During these well-loved races, Friesians were often ridden in just an orange blanket. They would race for a treasured silver or golden whip prize. Though they started as riding races, they later included harness races as well. Some trotting competitions are even still held today.
The Morgan horse is one of the earliest horse breeds developed in the United States. Tracing back to the foundation sire Figure, later named Justin Morgan after his best-known owner, Morgans served many roles in 19th-century American history, being used as coach horses and for harness racing, as general riding animals, and as cavalry horses during the American Civil War. Morgans are a strong powerful horse. The United States Equestrian Federation states, "a Morgan is distinctive for its stamina and vigor, personality and eagerness and strong natural way of moving. The breed has a reputation for intelligence, courage and a good disposition! The Morgan breed is known for its versatility, and is used for a number of English and Western events. They have been successfully shown in many disciplines, including dressage, show jumping, Western pleasure, cutting and endurance riding. They are also used as stock horses and for pleasure riding and driving. They are frequently seen in driving competitions, including combined driving and carriage driving. Morgans were the first American breed to compete in the World Pairs Driving competition, representing the U.S. They can be seen as mounts for 4-H and Pony Club participants and therapeutic riding programs, due to their gentle disposition and steady movement.

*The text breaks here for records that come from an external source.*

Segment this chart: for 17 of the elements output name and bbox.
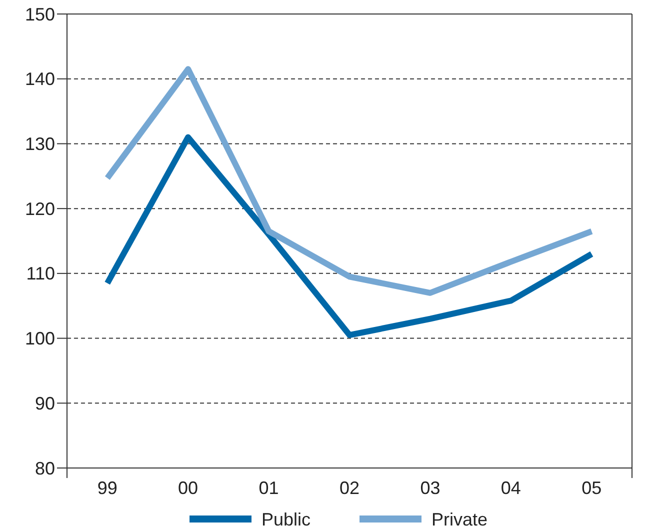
y-tick-label: 140 bbox=[24, 69, 55, 90]
x-tick-label: 00 bbox=[178, 478, 198, 498]
x-tick-label: 02 bbox=[339, 478, 360, 498]
y-tick-label: 80 bbox=[34, 458, 55, 478]
y-tick-label: 110 bbox=[26, 264, 55, 284]
x-tick-label: 99 bbox=[97, 478, 118, 498]
y-tick-label: 120 bbox=[24, 198, 55, 219]
y-tick-label: 130 bbox=[24, 134, 55, 154]
x-tick-label: 04 bbox=[500, 478, 521, 498]
legend-label: Public bbox=[262, 509, 311, 530]
y-tick-label: 90 bbox=[34, 393, 55, 414]
y-tick-label: 100 bbox=[24, 328, 55, 349]
y-tick-label: 150 bbox=[24, 4, 55, 24]
x-tick-label: 01 bbox=[258, 478, 279, 498]
legend-label: Private bbox=[432, 509, 488, 530]
x-tick-label: 03 bbox=[420, 478, 440, 498]
x-tick-label: 05 bbox=[582, 478, 602, 498]
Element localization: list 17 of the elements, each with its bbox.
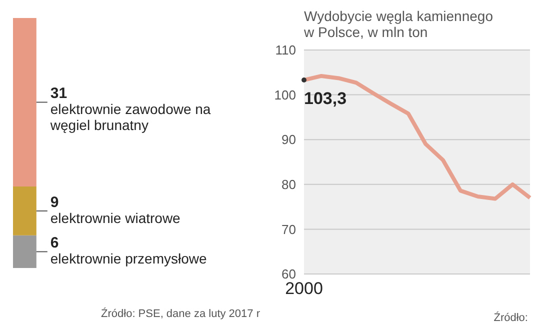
text: Źródło: PSE, dane za luty 2017 r [101,308,260,320]
series-label: elektrownie przemysłowe [50,250,208,267]
data-label: 31 [50,85,68,102]
y-tick-label: 80 [282,177,296,192]
data-label: 6 [50,234,59,252]
series-label: elektrownie zawodowe na węgiel brunatny [49,101,211,134]
y-tick-label: 60 [282,266,296,282]
y-tick-label: 100 [274,87,296,102]
y-tick-label: 70 [282,222,296,237]
chart-title: Wydobycie węgla kamiennego w Polsce, w mln ton [303,8,494,42]
series-label: elektrownie wiatrowe [50,210,181,226]
data-label: 103,3 [304,89,347,108]
data-label: 9 [50,194,59,211]
y-tick-label: 110 [275,42,296,58]
x-tick-label: 2000 [285,279,323,298]
y-tick-label: 90 [282,132,296,148]
text: Źródło: [494,312,528,324]
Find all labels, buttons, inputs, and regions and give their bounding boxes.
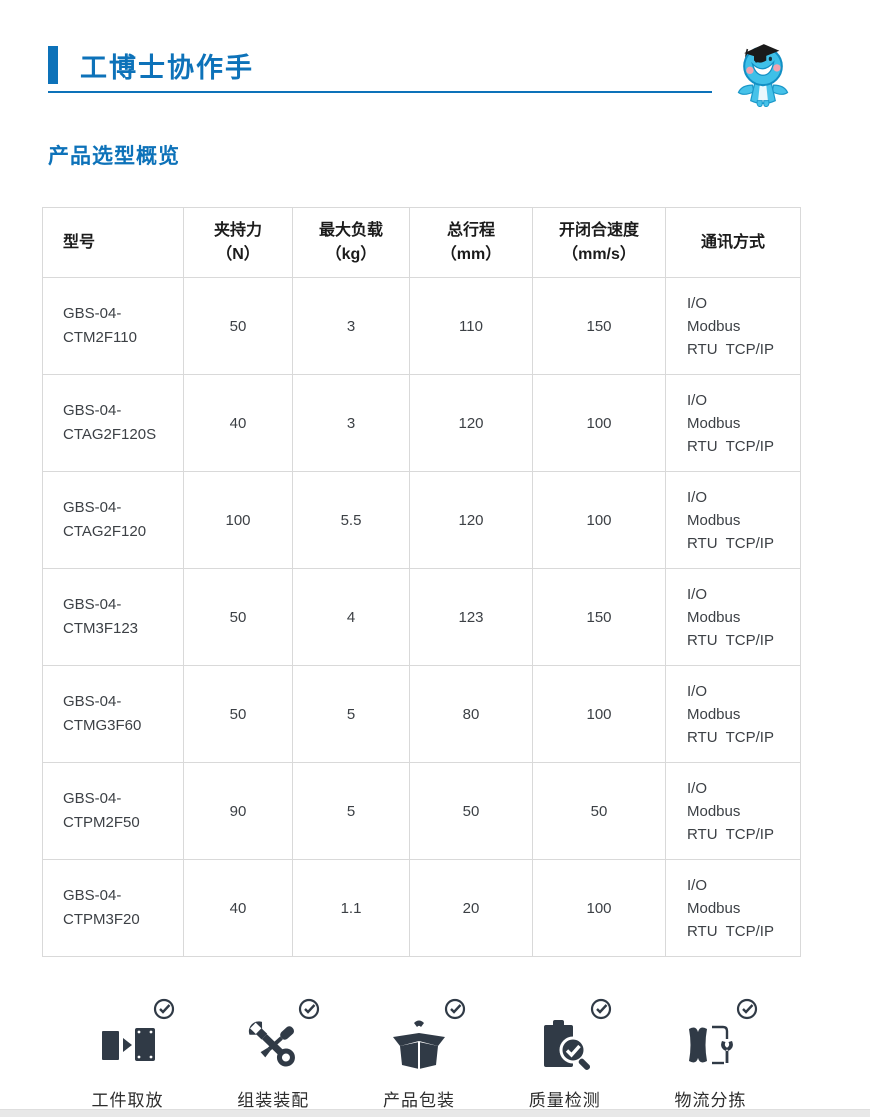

The Moriesian Coming from two breeds that are known for their train-ability, mild manners and friendly dispositions. The Moriesian makes a perfect performance competitor, plus a quality family horse. Their common sense makes people think they are more mature at an early age. They continue to mature until age six and it is not unusual for them to have a final change of height at that age.
The Moriesian horse is the result of a breeding program initiated in the United States to produce horses with the versatility of the Morgan and elegance and charisma of the Friesian, two breeds from which it takes it’s name.
Moriesians, a combination of Friesians (from the dark ages of Europe) and Morgans (from Colonial America). They display an up-headed stature, expressive face, compact body and long thick mane and tail. Their slope of shoulder and movement tends to be more Friesian-like which gives them a regal appearance. The Moriesian is a horse of immense presence, with a full upright, sloping neck set into an open shoulder with the capability of huge movement. The Moriesian is an excelent trail and pleasure horse. They are easy to train and because of their gentle nature they are great for novice people and youth. The Moriesian is rare breed and certainly unique.